Même si je ne suis pas un mordu de numérologie, j’aime m’attacher parfois aux chiffres : 9 multiple de 3 symbolise le renouveau et l’ouverture d’esprit, 3 représente l’équilibre et l’expression de soi, tout ce dont j’ai besoin dans cet « entre-deux » entre mon passé et mon avenir.

Je tenais donc à présenter cette première série par « nonuptyques », mot que j’ai inventé pour nommer ces carrés composés de 9 photographies et je souhaitais présenter 9 nonuptyques différents, 9 histoires distinctes. Effectivement 9 x 9 = 81 qui correspond à l’année 1981 et à mes débuts de reporter en télévision. Je voulais boucler cette boucle avant de me lancer pleinement vers mon nouvel horizon d’auteur-photographe.

La RefleXion que vous nous proposez se situe dans la rue, est-il plus facile pour vous de traiter de ce sujet dans le monde urbain ?

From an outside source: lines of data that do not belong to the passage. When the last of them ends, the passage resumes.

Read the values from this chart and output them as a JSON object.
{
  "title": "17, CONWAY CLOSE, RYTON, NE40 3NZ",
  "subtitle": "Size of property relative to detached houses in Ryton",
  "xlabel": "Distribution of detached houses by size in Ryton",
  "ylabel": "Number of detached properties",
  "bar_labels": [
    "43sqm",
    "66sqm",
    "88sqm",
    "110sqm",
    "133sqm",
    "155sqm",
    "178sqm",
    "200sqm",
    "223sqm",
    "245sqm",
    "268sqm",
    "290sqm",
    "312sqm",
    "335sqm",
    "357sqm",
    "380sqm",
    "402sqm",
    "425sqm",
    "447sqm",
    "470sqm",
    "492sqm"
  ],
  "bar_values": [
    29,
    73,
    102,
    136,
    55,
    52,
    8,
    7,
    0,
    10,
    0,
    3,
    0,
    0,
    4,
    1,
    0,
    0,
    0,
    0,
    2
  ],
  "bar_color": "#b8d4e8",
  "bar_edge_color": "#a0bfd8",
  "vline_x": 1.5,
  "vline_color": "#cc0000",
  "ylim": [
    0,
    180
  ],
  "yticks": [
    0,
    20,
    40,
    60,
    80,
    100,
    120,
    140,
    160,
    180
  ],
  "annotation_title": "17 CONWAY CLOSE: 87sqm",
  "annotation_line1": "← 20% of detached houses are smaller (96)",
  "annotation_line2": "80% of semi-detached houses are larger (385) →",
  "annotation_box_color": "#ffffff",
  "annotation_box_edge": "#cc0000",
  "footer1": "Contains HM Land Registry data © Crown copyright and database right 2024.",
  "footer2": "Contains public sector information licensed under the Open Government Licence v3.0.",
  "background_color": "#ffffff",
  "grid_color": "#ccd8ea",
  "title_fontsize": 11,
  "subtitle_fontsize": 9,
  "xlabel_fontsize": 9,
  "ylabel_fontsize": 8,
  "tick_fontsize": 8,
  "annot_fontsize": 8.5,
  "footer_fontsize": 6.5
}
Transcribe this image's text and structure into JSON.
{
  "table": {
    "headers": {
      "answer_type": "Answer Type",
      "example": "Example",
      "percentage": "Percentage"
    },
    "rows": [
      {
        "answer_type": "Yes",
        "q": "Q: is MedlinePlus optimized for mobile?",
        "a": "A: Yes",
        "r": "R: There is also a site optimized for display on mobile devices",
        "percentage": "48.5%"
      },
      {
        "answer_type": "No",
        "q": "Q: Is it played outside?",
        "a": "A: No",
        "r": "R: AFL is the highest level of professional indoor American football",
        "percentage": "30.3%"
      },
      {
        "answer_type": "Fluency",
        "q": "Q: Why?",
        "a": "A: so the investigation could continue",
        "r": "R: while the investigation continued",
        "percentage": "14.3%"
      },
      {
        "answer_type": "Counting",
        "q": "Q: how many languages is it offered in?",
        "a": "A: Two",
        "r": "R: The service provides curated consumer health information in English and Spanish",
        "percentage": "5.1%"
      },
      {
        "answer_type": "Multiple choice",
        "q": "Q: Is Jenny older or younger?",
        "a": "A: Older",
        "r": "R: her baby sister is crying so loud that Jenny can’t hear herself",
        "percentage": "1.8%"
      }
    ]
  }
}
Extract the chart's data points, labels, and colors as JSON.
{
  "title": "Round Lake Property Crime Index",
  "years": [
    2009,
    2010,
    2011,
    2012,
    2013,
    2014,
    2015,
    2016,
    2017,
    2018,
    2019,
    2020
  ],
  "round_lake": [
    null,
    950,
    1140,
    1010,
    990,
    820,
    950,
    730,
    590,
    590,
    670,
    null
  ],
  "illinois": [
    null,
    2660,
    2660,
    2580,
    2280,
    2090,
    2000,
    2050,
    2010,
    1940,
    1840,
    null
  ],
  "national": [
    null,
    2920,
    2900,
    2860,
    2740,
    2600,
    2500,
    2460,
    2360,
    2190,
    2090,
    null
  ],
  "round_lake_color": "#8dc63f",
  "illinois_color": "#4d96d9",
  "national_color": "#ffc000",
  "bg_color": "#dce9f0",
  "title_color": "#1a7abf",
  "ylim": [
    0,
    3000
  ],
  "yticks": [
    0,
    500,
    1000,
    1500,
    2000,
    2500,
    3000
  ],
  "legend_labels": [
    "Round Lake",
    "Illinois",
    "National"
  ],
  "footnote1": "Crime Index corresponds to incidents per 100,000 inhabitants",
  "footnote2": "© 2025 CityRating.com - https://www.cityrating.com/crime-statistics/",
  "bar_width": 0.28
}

J’aurais pu le traiter ailleurs et autrement, sur un terrain d’actualité par exemple et avec cette nouvelle approche plus créative, plus artistique que je recherche aujourd’hui. Mais la rue est aussi un terrain d’actualité intéressant, celle du quotidien et de l’inattendu, c’est un espace familier pour mon « savoir-faire » où je peux rapidement retrouver mes réflexes de reporter-cameraman et c’est aussi un terrain où je peux commencer à me projeter comme auteur.

Toujours cet « entre-deux » finalement plus inventif et fertile que je ne pouvais l’imaginer au départ.

Ce qui est certain est que je voulais rester candide comme un street-photographer, tout en gardant la rapidité d’observation et d’exécution du reporter pour « shooter » avec beaucoup de spontanéité sans être sous la pression de la technique ou des millions de pixels si souvent recherchés. Dans cette démarche l’outil m’importait peu, « RéfleXion » est réalisée avec différents boitiers qui vont du smartphone au Leica M10, je recherchais avant tout à être rapide et sincère, à trouver des angles de prises de vues incertains, j’aime cette idée que l’imperfection peut nous amener à une autre lecture peut-être plus… juste.

Imaginez-vous une suite à ce travail ?

Non, il n’y aura pas de suite à ce travail qui traite de mon interrogation du moment, cette période de ma vie se terminera précisément avec cette exposition. Je continuerai en revanche la street-photography et à travailler sur ce principe autour des multiples de 3… La trilogie au sens théâtral du mot me semble parfaitement adaptée à la photographie. Comme le format carré que j’apprécie de plus en plus pour la rigueur qu’il impose, il me donne des envies de moyens-formats à explorer.